Pour conclure cet évènement, Ndioro Ndiaye, coordinatrice du Réseau francophone pour l’égalité femme-homme, a abordé le rôle des organismes de la société civile comme outil de contrôle du financement en faveur de l’égalité. Elle a particulièrement attiré l’attention des participants sur les mécanismes de suivi à développer suite aux adoptions de textes internationaux comme la déclaration d’Addis Abeba sur le financement du développement ou encore le cadre de développement durable adopté en septembre dernier.

La délégation a également participé à la concertation francophone de haut niveau, organisée par l’OIF, dédiée à la question des violences faites aux femmes et aux filles dans le contexte du développement durable. Mme Epoubé a ainsi présenté la position et les travaux du Réseau en matière de lutte contre la violence à l’égard des femmes et des filles. Elle a notamment rappelé le rôle essentiel des parlements dans la lutte contre ces violences tout comme le rôle de sensibilisation, d’information et de formation de l’APF à l’égard de ses parlements membres.

La délégation du Réseau a aussi assisté à un évènement parallèle organisé par le Réseau francophone pour l’égalité femmes-hommes sur le lien entre la thématique « Femmes, Paix et sécurité en Francophonie » et la mise en œuvre des ODD.

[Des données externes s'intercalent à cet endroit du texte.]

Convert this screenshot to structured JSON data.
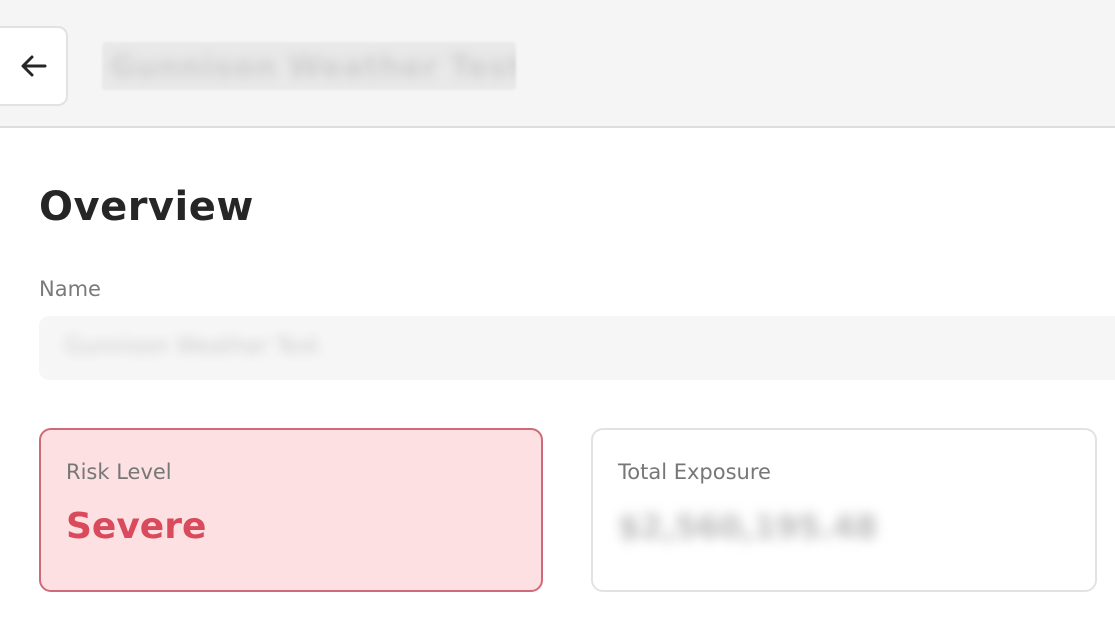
{
  "header": {
    "back_icon": "arrow-left-icon",
    "title": "Gunnison Weather Test"
  },
  "overview": {
    "heading": "Overview",
    "name_label": "Name",
    "name_value": "Gunnison Weather Test"
  },
  "cards": {
    "risk": {
      "label": "Risk Level",
      "value": "Severe",
      "accent_color": "#d94a5c",
      "background_color": "#fde0e1"
    },
    "exposure": {
      "label": "Total Exposure",
      "value": "$2,560,195.48"
    }
  }
}
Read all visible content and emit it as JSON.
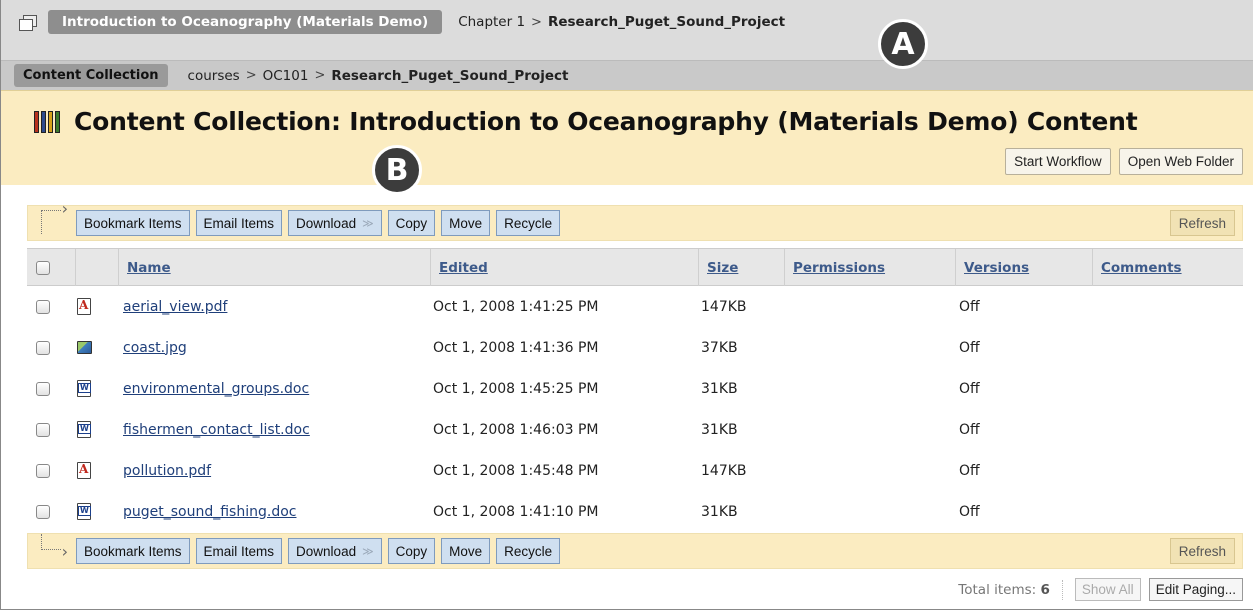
{
  "breadcrumb1": {
    "course": "Introduction to Oceanography (Materials Demo)",
    "chapter": "Chapter 1",
    "separator": ">",
    "current": "Research_Puget_Sound_Project"
  },
  "breadcrumb2": {
    "collection": "Content Collection",
    "path1": "courses",
    "path2": "OC101",
    "separator": ">",
    "current": "Research_Puget_Sound_Project"
  },
  "markers": {
    "a": "A",
    "b": "B"
  },
  "page": {
    "title": "Content Collection: Introduction to Oceanography (Materials Demo) Content",
    "start_workflow": "Start Workflow",
    "open_web_folder": "Open Web Folder"
  },
  "actions": {
    "bookmark": "Bookmark Items",
    "email": "Email Items",
    "download": "Download",
    "copy": "Copy",
    "move": "Move",
    "recycle": "Recycle",
    "refresh": "Refresh"
  },
  "table": {
    "headers": {
      "name": "Name",
      "edited": "Edited",
      "size": "Size",
      "permissions": "Permissions",
      "versions": "Versions",
      "comments": "Comments"
    },
    "rows": [
      {
        "icon": "pdf-icon",
        "type": "pdf",
        "name": "aerial_view.pdf",
        "edited": "Oct 1, 2008 1:41:25 PM",
        "size": "147KB",
        "versions": "Off"
      },
      {
        "icon": "image-icon",
        "type": "jpg",
        "name": "coast.jpg",
        "edited": "Oct 1, 2008 1:41:36 PM",
        "size": "37KB",
        "versions": "Off"
      },
      {
        "icon": "word-doc-icon",
        "type": "doc",
        "name": "environmental_groups.doc",
        "edited": "Oct 1, 2008 1:45:25 PM",
        "size": "31KB",
        "versions": "Off"
      },
      {
        "icon": "word-doc-icon",
        "type": "doc",
        "name": "fishermen_contact_list.doc",
        "edited": "Oct 1, 2008 1:46:03 PM",
        "size": "31KB",
        "versions": "Off"
      },
      {
        "icon": "pdf-icon",
        "type": "pdf",
        "name": "pollution.pdf",
        "edited": "Oct 1, 2008 1:45:48 PM",
        "size": "147KB",
        "versions": "Off"
      },
      {
        "icon": "word-doc-icon",
        "type": "doc",
        "name": "puget_sound_fishing.doc",
        "edited": "Oct 1, 2008 1:41:10 PM",
        "size": "31KB",
        "versions": "Off"
      }
    ]
  },
  "footer": {
    "total_label": "Total items:",
    "total_value": "6",
    "show_all": "Show All",
    "edit_paging": "Edit Paging..."
  }
}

Les membres de la délégation ont aussi pris part à un évènement parallèle organisé par l’organisation Regard de femme consacré aux déclarations des naissances comme condition nécessaire de l’autonomie des femmes. La présidente du Réseau y a présenté les travaux de l’APF concernant les enfants sans identité. Face à ce problème majeur, Mme Epoubé a rappelé les quatre axes d’actions qui devraient être développés en priorité par les parlements. Il s’agit de l’établissement d’un état civil public ouvert à tous et sans discrimination, de la gratuité ou quasi-gratuité de l’enregistrement des naissances, de l’importance de la sensibilisation des populations et finalement de la garantie de la confidentialité des données personnelles collectées.

Finalement, le Réseau a également rencontré la coordinatrice Europe de BPW (Business Professional Women) afin d’échanger sur les pistes de collaborations possibles entre l’APF et cette organisation.